Ordinanza di Cassazione Civile Sez. 3 Num. 8644 Anno 2024
Civile Ord. Sez. 3 Num. 8644 Anno 2024
Presidente: COGNOME NOME
Relatore: COGNOME NOME
Data pubblicazione: 02/04/2024
ORDINANZA
sul ricorso iscritto al n. 1082/2021 R.G. proposto da:
COGNOME NOME, rappresentato e difeso dall’avvocato NOME COGNOME (CODICE_FISCALE), pec: EMAIL;
-ricorrente-
contro
COGNOME NOME, COGNOME NOME, COGNOME NOME e COGNOME NOME, tutti rappresentati e difesi dall’avvocato NOME COGNOME (CODICE_FISCALE), pec: EMAIL;
-controricorrenti- avverso la SENTENZA della CORTE D’APPELLO di BOLOGNA n. 1500/2020 depositata il 03/06/2020.
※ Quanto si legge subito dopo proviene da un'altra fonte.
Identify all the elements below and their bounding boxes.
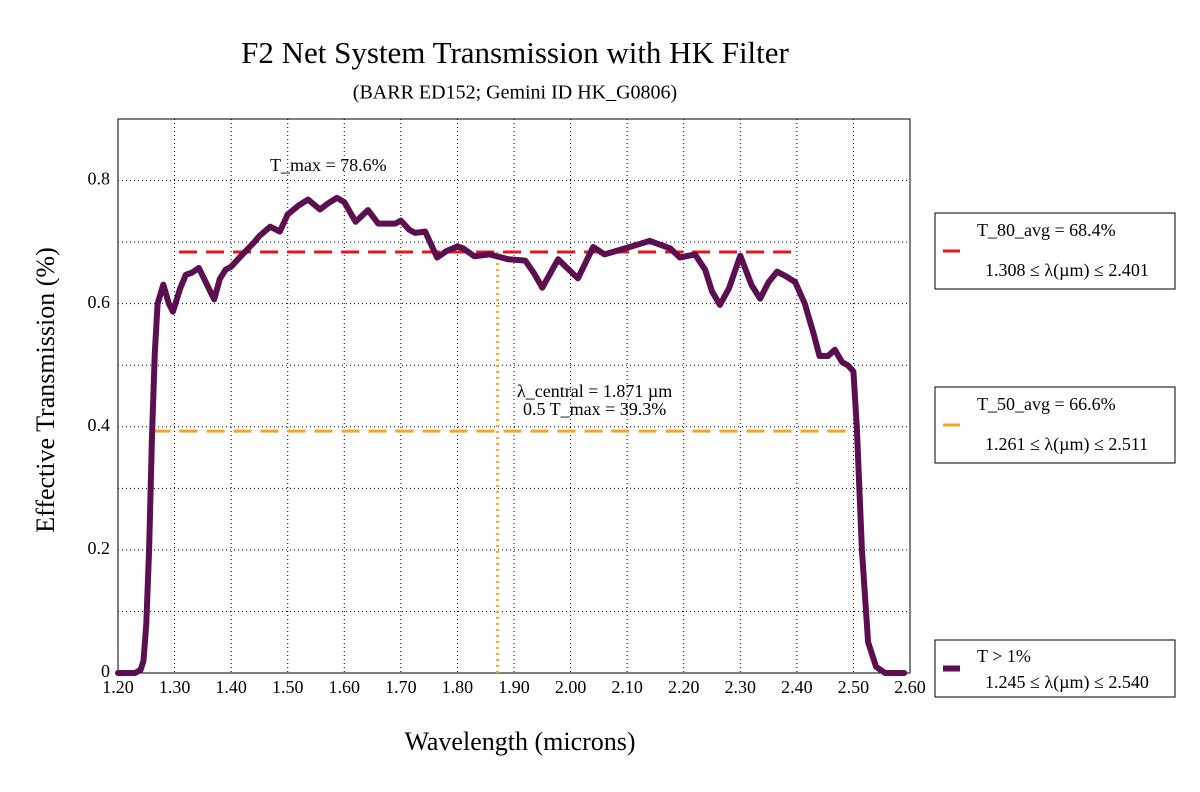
legend-entry: T_80_avg = 68.4% 1.308 ≤ λ(µm) ≤ 2.401 [934,212,1176,290]
annotation: λ_central = 1.871 µm [517,381,672,401]
data-line [115,194,908,676]
y-tick-label: 0.4 [88,415,111,435]
x-tick-label: 1.70 [385,677,417,697]
x-tick-label: 2.10 [611,677,643,697]
x-tick-label: 1.20 [102,677,134,697]
y-axis-label: Effective Transmission (%) [31,247,60,533]
legend-label: T_50_avg = 66.6% [977,394,1116,414]
annotation: 0.5 T_max = 39.3% [523,399,666,419]
y-tick-label: 0.2 [88,538,111,558]
x-tick-label: 1.50 [272,677,304,697]
x-tick-label: 1.30 [159,677,191,697]
x-tick-label: 2.00 [555,677,587,697]
x-tick-label: 2.40 [781,677,813,697]
chart-title: F2 Net System Transmission with HK Filte… [241,35,789,70]
legend-range: 1.308 ≤ λ(µm) ≤ 2.401 [985,260,1149,281]
x-axis-label: Wavelength (microns) [404,727,635,756]
x-tick-label: 2.20 [668,677,700,697]
legend-label: T_80_avg = 68.4% [977,220,1116,240]
x-tick-label: 2.60 [894,677,926,697]
legend-box [934,212,1176,290]
y-tick-label: 0.8 [88,169,111,189]
annotation: T_max = 78.6% [270,155,387,175]
legend-label: T > 1% [977,646,1031,666]
x-tick-label: 2.50 [838,677,870,697]
legend-entry: T > 1% 1.245 ≤ λ(µm) ≤ 2.540 [934,639,1176,698]
x-tick-label: 1.90 [498,677,530,697]
y-tick-label: 0.6 [88,292,111,312]
x-tick-label: 1.40 [215,677,247,697]
x-tick-label: 1.60 [329,677,361,697]
plot-frame [117,118,911,674]
y-tick-label: 0 [101,661,110,681]
legend-range: 1.261 ≤ λ(µm) ≤ 2.511 [985,434,1148,455]
legend-box [934,639,1176,698]
x-tick-label: 2.30 [725,677,757,697]
x-tick-label: 1.80 [442,677,474,697]
chart-subtitle: (BARR ED152; Gemini ID HK_G0806) [353,82,677,104]
legend-box [934,386,1176,464]
legend-entry: T_50_avg = 66.6% 1.261 ≤ λ(µm) ≤ 2.511 [934,386,1176,464]
legend-range: 1.245 ≤ λ(µm) ≤ 2.540 [985,672,1149,693]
Udita la relazione svolta nella camera di consiglio del 19/03/2024 dal Consigliere NOME COGNOME.
SVOLGIMENTO DEL PROCESSO
Con la sentenza n. 390/2012, il Tribunale di Forlì, sez. distaccata di Cesena, rigettava la domanda proposta da NOME, NOME, NOME, NOME COGNOME e da NOME nei confronti dei coniugi NOME COGNOME e NOME COGNOME -debitori della somma di euro 7.823,76 in forza della sentenza di condanna al rimborso delle spese legali emessa dal Tribunale di Pesaro -avente ad oggetto la dichiarazione di inefficacia dell’atto costitutivo del fondo patrimoniale del 19/11/2003 e dell’atto di integrazione del 26/01/2006, tramite i quali NOME COGNOME aveva conferito i terreni agricoli con sovrastante fabbricato adibito ad azienda agrituristica e successivamente anche gli arredi e le attrezzature, per la mancata prova della incapienza del patrimonio del debitore e per l’omessa dimostrazione della dolosa preordinazione.
La Corte d’appello di Bologna, con la sentenza n. 1500/2020, ha dichiarato, invece, inefficaci nei confronti degli appellanti gli atti dispositivi per cui è causa.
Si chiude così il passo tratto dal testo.